GitHub, Microsoft, and OpenAI fight class action lawsuit with fair use

A group of anonymous developers recently filed a class-action lawsuit against GitHub, Microsoft (the parent company) and OpenAI (the technology provider), accusing GitHub’s AI programming assistant GitHub Copilot of engaging in large-scale software piracy. Copilot uses the public code base for training, and when developers write code, it automatically completes the follow-up code according to the context such as the function name. What Copilot supplements is likely to be a copy of the code snippet in the public code repository. These open source codes use different licenses, including MIT licence, GNU GPL and Apache licence, all of which require attribution and copyright. Copilot strips these requirements out of autofill, violating the copyrights of thousands, if not millions, of software developers.
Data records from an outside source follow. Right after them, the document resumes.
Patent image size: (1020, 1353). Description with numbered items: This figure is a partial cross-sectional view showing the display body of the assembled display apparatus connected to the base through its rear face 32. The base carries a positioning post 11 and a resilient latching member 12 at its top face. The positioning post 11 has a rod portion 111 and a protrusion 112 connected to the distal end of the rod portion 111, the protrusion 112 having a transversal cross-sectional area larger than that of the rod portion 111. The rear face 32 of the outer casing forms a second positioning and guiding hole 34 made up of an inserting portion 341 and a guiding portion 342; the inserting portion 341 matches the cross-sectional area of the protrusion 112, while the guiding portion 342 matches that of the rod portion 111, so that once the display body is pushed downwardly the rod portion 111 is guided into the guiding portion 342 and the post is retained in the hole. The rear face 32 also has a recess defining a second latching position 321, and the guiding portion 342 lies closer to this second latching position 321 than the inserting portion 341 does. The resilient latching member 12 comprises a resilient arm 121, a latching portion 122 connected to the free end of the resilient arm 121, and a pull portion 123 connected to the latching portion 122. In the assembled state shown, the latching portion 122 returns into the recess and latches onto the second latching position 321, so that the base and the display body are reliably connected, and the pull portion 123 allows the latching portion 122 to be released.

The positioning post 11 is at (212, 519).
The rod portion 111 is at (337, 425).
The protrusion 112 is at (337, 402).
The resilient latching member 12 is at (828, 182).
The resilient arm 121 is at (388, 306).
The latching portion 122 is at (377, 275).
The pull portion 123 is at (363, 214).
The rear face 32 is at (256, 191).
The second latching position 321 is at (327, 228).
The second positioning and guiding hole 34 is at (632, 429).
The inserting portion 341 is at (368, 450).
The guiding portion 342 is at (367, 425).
GitHub Copilot
It is a paid service, and Microsoft’s move is to monetize open source code. This week GitHub, Microsoft and OpenAI said the plaintiffs lack standing to sue and that they cannot prove specific harm they suffered as a result of the companies’ actions. Microsoft still stated that this is fair use, and the principle of fair use allows the use of copyrighted works without permission in certain circumstances. The judgment used. The plaintiffs argue that the problem with Copilot is that it puts the original open source code inside a paywall through code autocompletion, which is unfair, not allowed, and improper.